O espelho, o reflexo e a práxis

“É que narciso acha feio o que não é espelho”
Caetano Veloso
Historiadores dizem que os colonizadores presenteavam os nativos com um espelho quando pretendiam “domesticá-los”. Esse simples gesto continha dois significados contraditórios: por um lado, os “conquistadores” conseguiam alcançar os seus objetivos, e por outro, esses mesmos nativos conseguiam enxergar pela primeira vez os seus próprios rostos e os seus belos ornamentos. Portanto, também era um exercício espontâneo de reconhecimento da existência de si mesmo, como parte de uma identidade coletiva e cultural. Os espelhos também foram utilizados por diversos escritores como símbolo de algo que permite a revelação ou a descoberta de uma subjetividade, antes oculta. Já os antropólogos dizem que uma cultura somente se reconhece a partir de outra, de uma visão crítica e distanciada de si mesma, que toda cultura precisa de uma visão “de fora” para se ver plenamente. Por isso, é muito importante exercitar esse olhar de fora, para notar que os nossos hábitos, gestos e reações afetivas não são tão naturais assim, mas que são frutos de um processo histórico, coletivo, consciente e também inconsciente.

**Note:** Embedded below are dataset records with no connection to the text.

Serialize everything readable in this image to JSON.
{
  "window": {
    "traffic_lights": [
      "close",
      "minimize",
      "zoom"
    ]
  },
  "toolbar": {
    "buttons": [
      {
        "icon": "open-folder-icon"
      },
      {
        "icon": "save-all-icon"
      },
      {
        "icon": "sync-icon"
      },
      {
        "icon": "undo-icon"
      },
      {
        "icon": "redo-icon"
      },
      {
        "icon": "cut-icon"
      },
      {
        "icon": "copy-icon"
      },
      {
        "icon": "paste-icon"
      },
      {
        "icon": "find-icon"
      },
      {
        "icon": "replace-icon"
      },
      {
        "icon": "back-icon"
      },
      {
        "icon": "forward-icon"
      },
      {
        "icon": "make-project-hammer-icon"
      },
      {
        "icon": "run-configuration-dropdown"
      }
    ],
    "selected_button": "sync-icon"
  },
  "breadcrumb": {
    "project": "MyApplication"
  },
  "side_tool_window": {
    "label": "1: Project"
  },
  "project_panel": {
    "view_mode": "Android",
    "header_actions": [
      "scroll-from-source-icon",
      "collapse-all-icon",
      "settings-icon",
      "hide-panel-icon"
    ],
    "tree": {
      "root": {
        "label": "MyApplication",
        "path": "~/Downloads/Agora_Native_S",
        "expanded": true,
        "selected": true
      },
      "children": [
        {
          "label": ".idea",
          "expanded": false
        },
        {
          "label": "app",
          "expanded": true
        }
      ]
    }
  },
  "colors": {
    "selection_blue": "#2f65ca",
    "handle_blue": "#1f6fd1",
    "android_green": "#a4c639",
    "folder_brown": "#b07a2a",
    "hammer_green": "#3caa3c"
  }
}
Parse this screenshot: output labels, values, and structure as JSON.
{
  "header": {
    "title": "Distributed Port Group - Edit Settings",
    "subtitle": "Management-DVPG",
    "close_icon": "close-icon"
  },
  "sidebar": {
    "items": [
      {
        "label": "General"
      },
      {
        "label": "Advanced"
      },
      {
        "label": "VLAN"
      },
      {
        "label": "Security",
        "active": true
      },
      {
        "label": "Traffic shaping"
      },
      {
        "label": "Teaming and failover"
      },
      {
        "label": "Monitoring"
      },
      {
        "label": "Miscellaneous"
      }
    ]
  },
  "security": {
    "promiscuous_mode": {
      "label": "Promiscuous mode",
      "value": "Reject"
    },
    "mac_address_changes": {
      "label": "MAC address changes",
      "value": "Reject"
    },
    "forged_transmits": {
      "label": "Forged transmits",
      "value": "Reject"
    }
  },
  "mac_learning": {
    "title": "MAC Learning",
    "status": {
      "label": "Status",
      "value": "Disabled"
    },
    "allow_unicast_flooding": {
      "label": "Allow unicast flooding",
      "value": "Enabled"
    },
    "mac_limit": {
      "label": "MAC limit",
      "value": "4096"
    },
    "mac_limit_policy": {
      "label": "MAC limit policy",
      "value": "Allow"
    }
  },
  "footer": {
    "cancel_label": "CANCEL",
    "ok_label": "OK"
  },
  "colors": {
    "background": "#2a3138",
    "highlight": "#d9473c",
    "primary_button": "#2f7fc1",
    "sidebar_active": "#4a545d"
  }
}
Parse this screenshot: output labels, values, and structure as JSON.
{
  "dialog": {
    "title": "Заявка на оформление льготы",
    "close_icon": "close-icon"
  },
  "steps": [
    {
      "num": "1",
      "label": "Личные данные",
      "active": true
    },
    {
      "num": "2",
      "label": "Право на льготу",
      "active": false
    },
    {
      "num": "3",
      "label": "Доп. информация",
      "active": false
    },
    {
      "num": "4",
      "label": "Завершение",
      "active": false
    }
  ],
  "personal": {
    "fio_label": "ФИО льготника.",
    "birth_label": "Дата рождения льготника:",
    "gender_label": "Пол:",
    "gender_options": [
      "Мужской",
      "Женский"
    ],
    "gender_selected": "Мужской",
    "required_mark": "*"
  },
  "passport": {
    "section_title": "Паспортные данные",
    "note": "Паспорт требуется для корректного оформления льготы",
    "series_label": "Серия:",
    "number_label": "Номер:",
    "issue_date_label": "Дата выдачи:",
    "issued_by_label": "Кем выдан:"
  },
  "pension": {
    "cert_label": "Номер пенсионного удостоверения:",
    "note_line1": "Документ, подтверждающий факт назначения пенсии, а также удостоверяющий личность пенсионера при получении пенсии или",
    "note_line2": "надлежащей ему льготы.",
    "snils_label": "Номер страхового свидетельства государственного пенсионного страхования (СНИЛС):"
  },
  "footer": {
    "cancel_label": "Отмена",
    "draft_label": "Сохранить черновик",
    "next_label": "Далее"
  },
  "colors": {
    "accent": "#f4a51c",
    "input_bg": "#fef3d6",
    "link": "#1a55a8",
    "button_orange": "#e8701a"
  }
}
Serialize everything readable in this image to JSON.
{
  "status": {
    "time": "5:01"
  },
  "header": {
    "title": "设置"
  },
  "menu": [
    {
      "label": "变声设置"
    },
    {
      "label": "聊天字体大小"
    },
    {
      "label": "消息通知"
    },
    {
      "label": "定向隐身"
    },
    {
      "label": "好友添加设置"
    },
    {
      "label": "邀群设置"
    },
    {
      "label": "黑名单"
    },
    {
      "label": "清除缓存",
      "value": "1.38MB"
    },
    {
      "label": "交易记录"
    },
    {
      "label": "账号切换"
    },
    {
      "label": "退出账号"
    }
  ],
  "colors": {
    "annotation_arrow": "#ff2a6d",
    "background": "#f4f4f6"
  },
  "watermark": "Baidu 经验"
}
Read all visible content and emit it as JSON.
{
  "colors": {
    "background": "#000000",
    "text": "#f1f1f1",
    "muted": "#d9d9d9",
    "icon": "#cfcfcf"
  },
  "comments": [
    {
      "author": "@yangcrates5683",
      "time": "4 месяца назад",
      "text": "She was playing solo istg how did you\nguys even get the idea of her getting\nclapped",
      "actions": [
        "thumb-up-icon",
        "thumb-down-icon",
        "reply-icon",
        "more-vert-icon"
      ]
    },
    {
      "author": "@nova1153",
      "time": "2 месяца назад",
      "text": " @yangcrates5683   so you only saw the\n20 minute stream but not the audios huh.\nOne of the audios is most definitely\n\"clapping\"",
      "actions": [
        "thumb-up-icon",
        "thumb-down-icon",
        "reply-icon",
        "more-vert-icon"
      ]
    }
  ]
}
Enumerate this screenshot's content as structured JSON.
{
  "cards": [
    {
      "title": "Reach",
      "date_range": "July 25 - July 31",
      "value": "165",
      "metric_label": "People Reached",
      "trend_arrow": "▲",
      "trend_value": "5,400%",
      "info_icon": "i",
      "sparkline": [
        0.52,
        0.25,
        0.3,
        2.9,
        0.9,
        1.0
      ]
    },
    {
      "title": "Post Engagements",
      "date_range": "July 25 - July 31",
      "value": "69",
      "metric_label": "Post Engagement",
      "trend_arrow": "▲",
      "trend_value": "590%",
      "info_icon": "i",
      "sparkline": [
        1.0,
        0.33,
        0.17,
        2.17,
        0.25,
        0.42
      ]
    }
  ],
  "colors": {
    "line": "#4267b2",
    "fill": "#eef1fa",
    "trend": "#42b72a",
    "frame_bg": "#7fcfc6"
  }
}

Ainda hoje é comum encontrarmos pessoas que carregam consigo essa herança colonial que faz com que queiram “colonizar” o Outro, partindo do princípio de que a sua cultura está mais correta, e que a do Outro contém “desvios”, “erros” etc. No entanto, ao mesmo tempo, começamos a entender e a aceitar que somos uma “civilização” só, com inúmeras culturas diferenciadas e que é preciso aprender a conviver com o Outro na plenitude da sua dignidade, dos seus direitos e, sobretudo, das suas diferenças. Finalmente, estamos considerando a subjetividade de cada uma das culturas e a relação que os indivíduos estabelecem entre si, e também a considerá-las em relação às instituições, compreendendo as diferentes singularidades políticas, econômicas, sociais e culturais.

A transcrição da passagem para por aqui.